文僧眨一下眼睛,嘴巴贴到苗道人耳朵嘀咕,苗道人点头,接着他俩跨出山门,径往河边码头。码头左侧两家小餐馆,他俩选了东边那家窗对河面的雅间。二人坐定,苗道人笑道:“师兄有何喜事。”“好戏连台,一是恭贺师弟逢凶化吉。”“这二呢?”“二嘛,你猜?”苗道人打量一下文僧:“师兄生日……”
“正是。”“礼当小弟请客才是。”“都是一个荷包拿钱,何分你我。”“说得也是。”“一醉方休。”“一醉方休。”言罢,四目相对,哈哈大笑。是夜,苗道人酒后睡得很香很香。
次日,卯时苗道人即进厨房煮了一碗面,踏上征途天色微明,他使出道法30华里只用30分钟,到达小南门,城里人才进早餐。从小南门到衙门口,苗道人用凡人步伐足足花去23分钟,他气都没歇就借来桌子板凳,摆好,测字需要的一切东西。
此时,老大娘和她女儿已迈着轻盈的步伐来到。待苗道人刚把东西摆好,她两人唰地站在桌子面前。
苗道人高兴地说:“请坐,请坐。”二人坐下,苗理圭递去字筒:“请”。
青年女子伸着手从纸条筒里拈了一个纸卷递给苗道人。苗道人展开字条,是个“含”字,便问道,“小娘子,要问何事。”青年女人答道:“我丈夫出外三年不归,又无书信,这个年代到处兵荒马乱,不知他人还在不在?”苗道人掐指一算答道“还在。”年轻女子又问道:“他回不回来,好久回来?”苗道人笑着:“恭喜姑娘,他今晚酉时必定回来!”青年女人高兴地“真的?”“真的。”老大娘表示不信,苗道人诚恳地说:“贫道不敢信口开河。”老大娘才转忧为喜说道:“幸好来测字,要不然他回来了还不知道。”“快去办酒菜吧。”苗道人示意两人赶快回家。青年女人兴奋地:“我丈夫若是如期回来,我请苗道长陪他喝两盅。”“不用姑娘请我都会来。”青年女人手舞足蹈地“太好了,太好了。”老大娘躬身说道“多谢苗道长。”她言罢拍一下女儿的肩:“走,割肉打酒去。”

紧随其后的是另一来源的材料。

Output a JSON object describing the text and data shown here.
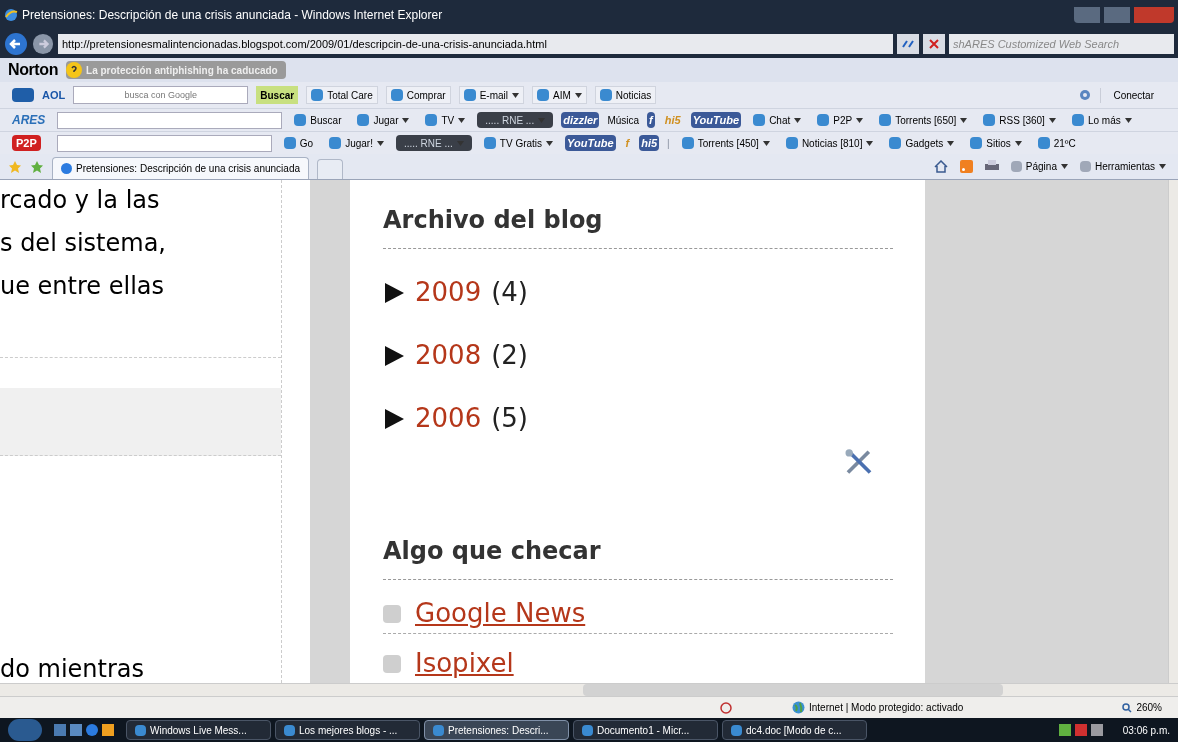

母女俩走了,测字摊前还有仨人。其中一个农夫打扮的青年好像读过几年鸡婆学(旧时私塾学习),他有礼貌地问道:“先生我请问一事,不是测字,不知该不该问?”“想问便问。”“刚才那大姐拈的“含”字你凭什么断定她的丈夫今天晚上回来?”“问得好,问得好,如果你不问,看官还会认为我苗理圭哗众取宠,其实测字有测字之道理,……”“学生不解,请先生指教。”“你是读书人,这“含”字折开来不就是人、“今、口、字”吗?
今字以人字为头,人字下面还有一点,那种人下面有一点呀?只有男人下面才有,女人是没有的,那又在点下以7接触口。口者嘴唇也。连(联)起来就是……冬月间天气短,今天7点钟不就是酉时吗,酉时后二人接触嘴唇,什么人才能这样亲密呢?”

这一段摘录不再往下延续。